“Montenegro Real Estate: Overhyped with Anticipated Price Declines Ahead”


Podgorica / Source: Wikimedia Commons / Acknowledged
The property prices in Montenegro have been inflated due to an increase in foreign investments in real estate, according to assessments made by the Ministry of Finance in their economic reform program (PER).
The Ministry has predicted a decrease in property prices towards their actual value in the coming years, as reported by eKapija.
The latest preliminary evaluation of real estate pricing from 2006 to 2024 indicates that prices in the second quarter of 2024 are moderately inflated, albeit to a lesser extent than at the close of 2023.
While there is a gradual decline in real estate prices toward their true value, this reduction is not as abrupt or notable as it was in 2008-2009. Instead, it appears to be a slow process, which helps mitigate the risk of a price bubble in the real estate market, thereby contributing positively to financial stability, as outlined in the draft PER.
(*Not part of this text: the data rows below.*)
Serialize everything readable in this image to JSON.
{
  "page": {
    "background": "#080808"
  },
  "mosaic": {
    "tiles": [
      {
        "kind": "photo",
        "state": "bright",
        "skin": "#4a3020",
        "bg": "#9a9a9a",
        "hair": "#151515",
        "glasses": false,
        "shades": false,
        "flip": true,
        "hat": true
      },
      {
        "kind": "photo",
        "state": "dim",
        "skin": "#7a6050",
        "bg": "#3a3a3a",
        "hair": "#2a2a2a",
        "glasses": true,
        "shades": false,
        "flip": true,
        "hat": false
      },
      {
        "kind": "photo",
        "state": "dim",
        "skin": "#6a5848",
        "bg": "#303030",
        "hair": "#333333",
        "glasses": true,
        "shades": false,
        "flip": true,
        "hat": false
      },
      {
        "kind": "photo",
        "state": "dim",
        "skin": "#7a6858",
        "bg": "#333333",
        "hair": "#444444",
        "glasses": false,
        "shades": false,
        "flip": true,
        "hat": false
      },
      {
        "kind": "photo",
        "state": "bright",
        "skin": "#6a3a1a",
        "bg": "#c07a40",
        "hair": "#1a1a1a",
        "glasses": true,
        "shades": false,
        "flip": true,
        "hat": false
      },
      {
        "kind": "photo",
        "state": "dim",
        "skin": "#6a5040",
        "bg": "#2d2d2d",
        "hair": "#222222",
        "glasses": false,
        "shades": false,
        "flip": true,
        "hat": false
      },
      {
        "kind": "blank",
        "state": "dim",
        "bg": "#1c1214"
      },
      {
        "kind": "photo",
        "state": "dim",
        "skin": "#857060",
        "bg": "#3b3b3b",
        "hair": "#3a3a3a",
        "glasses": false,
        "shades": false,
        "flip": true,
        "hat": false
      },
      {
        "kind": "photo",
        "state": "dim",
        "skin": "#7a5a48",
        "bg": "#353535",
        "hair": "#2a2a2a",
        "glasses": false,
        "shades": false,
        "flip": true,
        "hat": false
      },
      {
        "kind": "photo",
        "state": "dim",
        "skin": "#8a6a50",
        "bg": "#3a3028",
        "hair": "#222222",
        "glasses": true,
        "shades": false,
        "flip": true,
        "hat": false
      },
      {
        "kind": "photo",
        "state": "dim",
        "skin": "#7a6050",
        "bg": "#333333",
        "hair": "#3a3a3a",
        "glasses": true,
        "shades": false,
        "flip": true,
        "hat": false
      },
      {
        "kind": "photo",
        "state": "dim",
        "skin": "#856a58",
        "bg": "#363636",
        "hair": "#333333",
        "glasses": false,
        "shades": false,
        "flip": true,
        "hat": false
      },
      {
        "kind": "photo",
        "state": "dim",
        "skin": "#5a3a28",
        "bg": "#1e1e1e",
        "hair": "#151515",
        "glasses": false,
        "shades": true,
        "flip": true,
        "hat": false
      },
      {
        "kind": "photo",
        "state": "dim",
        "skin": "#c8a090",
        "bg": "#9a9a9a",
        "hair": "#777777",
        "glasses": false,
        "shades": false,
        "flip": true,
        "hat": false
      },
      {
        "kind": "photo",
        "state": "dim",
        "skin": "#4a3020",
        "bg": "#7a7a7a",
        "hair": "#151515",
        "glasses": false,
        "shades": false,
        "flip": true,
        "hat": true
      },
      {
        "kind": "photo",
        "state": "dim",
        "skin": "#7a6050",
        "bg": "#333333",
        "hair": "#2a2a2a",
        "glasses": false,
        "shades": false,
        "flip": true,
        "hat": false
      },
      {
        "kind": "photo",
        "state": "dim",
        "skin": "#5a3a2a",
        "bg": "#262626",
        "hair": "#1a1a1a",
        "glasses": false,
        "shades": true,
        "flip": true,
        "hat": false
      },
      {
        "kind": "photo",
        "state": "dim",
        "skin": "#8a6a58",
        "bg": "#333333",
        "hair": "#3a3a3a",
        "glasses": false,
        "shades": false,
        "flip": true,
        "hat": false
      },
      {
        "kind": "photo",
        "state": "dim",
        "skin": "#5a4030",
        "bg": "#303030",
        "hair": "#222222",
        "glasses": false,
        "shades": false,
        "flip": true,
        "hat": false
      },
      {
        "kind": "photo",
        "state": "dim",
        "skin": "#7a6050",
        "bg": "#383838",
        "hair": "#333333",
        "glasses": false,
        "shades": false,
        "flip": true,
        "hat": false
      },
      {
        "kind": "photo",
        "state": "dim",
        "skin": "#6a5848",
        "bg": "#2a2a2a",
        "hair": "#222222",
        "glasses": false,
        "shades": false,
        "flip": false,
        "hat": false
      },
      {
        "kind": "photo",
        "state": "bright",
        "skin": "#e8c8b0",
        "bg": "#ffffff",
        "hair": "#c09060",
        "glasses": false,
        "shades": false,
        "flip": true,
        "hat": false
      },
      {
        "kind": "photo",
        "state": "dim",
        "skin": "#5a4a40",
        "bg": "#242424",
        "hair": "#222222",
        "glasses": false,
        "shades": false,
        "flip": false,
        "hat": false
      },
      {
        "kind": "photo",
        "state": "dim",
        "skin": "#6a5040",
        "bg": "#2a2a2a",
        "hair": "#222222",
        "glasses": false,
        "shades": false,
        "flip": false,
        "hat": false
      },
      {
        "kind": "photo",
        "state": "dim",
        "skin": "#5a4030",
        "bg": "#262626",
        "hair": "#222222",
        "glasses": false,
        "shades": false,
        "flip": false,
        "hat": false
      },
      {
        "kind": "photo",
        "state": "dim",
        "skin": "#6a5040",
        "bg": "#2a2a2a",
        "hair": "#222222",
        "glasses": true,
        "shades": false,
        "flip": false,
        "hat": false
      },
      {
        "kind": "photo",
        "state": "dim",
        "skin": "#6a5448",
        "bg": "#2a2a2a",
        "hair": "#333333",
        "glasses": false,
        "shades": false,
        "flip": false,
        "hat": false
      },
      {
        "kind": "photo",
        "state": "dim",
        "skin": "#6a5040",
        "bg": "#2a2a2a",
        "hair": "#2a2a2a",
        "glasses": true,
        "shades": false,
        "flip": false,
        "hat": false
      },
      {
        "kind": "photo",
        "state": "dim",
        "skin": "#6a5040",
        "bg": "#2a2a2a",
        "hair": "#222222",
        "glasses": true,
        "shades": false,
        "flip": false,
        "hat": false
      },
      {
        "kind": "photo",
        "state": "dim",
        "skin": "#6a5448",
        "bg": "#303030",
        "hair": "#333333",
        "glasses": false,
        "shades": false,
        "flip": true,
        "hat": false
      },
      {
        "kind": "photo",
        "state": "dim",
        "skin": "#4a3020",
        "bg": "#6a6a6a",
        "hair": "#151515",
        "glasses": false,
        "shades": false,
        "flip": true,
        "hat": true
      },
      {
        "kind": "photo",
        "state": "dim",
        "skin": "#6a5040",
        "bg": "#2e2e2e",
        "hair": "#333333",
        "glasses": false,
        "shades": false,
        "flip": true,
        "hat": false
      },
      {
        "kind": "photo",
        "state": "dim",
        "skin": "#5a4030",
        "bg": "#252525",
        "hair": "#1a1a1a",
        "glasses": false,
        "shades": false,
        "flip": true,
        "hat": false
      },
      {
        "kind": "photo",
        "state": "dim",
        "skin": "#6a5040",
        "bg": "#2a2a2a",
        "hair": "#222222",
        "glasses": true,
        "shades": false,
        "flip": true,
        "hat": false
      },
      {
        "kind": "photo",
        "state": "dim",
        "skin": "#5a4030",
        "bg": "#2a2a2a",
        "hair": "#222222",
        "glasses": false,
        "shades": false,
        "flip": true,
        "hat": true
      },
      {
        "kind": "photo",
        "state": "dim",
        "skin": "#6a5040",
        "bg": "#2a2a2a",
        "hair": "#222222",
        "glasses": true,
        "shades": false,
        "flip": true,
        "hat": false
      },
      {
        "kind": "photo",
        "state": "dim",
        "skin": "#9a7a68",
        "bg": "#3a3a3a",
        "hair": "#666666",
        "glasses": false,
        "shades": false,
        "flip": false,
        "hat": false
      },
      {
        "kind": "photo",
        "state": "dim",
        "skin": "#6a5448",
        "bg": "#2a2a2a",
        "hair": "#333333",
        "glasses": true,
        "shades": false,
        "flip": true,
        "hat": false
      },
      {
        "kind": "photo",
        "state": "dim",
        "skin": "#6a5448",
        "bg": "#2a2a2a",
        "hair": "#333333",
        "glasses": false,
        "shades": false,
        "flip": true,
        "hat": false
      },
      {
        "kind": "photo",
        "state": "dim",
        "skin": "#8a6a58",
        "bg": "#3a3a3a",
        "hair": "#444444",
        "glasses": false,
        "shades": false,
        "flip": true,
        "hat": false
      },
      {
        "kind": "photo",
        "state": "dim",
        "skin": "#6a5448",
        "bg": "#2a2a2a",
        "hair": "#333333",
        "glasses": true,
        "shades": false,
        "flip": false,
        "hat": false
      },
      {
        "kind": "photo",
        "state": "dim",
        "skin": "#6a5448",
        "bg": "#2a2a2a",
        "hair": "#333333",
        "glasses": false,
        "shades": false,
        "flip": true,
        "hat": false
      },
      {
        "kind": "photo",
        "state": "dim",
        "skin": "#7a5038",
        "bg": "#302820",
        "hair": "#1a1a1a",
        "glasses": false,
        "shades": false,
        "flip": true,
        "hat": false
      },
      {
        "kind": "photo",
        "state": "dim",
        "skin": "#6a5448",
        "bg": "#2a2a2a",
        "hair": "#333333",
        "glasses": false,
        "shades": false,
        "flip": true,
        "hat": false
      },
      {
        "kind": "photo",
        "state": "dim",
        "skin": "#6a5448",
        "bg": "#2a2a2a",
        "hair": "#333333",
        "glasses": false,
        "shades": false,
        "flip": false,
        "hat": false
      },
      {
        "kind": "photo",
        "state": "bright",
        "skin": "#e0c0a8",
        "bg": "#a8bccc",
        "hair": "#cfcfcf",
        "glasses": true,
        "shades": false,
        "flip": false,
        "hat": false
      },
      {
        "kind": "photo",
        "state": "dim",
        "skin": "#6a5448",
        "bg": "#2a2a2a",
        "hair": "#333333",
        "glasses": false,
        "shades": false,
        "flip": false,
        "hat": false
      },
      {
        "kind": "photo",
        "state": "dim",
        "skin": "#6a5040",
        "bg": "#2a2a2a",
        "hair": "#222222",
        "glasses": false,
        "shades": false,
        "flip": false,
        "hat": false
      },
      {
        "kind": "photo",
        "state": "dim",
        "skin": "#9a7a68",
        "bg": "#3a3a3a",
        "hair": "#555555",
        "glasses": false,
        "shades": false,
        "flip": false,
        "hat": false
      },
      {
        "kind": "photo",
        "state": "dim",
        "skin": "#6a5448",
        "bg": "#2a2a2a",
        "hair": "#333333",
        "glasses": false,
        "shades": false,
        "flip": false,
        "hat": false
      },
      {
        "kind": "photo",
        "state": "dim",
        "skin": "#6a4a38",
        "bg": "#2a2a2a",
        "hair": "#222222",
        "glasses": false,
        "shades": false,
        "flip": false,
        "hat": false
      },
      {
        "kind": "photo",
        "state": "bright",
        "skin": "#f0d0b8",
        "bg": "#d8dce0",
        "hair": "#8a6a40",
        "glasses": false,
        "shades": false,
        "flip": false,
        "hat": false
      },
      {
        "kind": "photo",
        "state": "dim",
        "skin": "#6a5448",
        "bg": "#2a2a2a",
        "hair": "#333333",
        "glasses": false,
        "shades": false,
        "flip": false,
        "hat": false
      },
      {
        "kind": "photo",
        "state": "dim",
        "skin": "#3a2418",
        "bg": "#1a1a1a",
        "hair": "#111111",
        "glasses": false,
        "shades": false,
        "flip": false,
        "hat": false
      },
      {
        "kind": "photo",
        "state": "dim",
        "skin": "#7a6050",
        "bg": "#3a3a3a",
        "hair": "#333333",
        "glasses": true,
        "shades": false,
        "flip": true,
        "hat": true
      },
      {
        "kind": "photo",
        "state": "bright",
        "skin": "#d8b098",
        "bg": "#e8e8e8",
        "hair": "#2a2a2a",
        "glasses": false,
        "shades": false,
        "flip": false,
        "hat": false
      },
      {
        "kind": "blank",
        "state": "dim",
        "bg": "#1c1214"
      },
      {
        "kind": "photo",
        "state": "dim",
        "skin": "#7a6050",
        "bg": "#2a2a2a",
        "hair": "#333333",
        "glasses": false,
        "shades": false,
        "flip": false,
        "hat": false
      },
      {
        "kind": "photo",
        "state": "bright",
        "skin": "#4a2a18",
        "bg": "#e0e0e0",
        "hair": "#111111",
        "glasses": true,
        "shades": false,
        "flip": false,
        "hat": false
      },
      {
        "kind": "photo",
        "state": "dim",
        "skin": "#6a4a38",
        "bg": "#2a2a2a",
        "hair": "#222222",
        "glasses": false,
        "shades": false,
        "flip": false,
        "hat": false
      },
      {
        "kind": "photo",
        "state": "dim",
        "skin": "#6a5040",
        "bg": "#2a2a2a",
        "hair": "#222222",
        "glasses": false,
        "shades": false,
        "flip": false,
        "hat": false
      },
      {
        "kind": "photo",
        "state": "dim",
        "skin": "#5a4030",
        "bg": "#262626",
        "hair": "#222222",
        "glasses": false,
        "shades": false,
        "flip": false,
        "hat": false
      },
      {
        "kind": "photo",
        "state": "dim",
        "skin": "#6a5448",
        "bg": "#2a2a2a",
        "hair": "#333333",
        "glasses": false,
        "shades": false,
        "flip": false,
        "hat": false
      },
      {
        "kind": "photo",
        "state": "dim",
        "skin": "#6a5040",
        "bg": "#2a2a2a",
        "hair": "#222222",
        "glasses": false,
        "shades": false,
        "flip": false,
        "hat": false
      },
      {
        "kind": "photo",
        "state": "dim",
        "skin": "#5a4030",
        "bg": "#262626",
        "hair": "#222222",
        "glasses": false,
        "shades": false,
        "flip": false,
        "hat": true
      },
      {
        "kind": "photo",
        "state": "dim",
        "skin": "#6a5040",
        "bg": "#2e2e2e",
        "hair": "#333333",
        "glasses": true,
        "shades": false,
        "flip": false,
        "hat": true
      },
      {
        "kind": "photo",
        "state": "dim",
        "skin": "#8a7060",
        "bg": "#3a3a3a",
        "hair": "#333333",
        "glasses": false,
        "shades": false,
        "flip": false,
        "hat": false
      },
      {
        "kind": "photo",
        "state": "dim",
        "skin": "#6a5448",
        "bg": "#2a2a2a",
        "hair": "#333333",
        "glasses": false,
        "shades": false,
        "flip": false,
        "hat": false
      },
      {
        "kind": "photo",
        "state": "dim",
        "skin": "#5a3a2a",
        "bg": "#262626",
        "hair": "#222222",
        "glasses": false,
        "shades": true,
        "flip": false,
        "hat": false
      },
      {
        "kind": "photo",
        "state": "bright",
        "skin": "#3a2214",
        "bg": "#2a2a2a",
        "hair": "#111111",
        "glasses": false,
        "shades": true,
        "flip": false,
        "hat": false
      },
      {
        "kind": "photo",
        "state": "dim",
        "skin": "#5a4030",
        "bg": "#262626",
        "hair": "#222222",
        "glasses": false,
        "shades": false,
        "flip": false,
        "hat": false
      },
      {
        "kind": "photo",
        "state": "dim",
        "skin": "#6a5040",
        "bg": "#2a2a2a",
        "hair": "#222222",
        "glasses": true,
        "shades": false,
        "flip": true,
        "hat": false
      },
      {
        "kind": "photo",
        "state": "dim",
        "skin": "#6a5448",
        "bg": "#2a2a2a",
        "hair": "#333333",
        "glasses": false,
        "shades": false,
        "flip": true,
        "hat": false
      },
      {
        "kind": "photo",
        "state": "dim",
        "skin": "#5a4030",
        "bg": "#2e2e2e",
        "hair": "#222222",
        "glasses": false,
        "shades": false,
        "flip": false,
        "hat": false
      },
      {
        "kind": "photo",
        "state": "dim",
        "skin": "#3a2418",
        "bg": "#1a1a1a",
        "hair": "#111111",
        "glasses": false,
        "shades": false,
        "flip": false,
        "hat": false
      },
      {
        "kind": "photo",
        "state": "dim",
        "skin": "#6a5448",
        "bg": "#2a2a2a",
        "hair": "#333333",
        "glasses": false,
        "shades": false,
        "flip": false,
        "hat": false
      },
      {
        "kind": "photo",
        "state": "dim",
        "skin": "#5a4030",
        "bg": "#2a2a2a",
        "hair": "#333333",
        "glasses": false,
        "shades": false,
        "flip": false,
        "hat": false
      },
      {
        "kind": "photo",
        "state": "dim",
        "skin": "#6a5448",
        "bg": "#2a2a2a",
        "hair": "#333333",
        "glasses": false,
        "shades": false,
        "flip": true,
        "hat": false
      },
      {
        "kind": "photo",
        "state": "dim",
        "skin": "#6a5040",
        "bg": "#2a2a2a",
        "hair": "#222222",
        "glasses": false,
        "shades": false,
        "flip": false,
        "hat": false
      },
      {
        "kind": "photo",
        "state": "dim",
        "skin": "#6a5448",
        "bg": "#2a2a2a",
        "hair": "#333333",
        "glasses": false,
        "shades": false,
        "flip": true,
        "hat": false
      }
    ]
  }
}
A sudden drop in real estate prices to their fair value could have adverse effects on banks, given that real estate accounts for a significant portion of loan collateral.
The Central Bank of Montenegro (CBCG) has implemented available macro-prudential measures to safeguard financial stability across the banking sector stemming from the real estate market. As of March 2024, they have adopted measures to increase the countercyclical buffer rate from 0 to 0.5 percent, which will take effect beginning April 2025.
To address the discrepancies in real estate pricing, the CBCG is conducting semi-annual research on public perceptions regarding property values.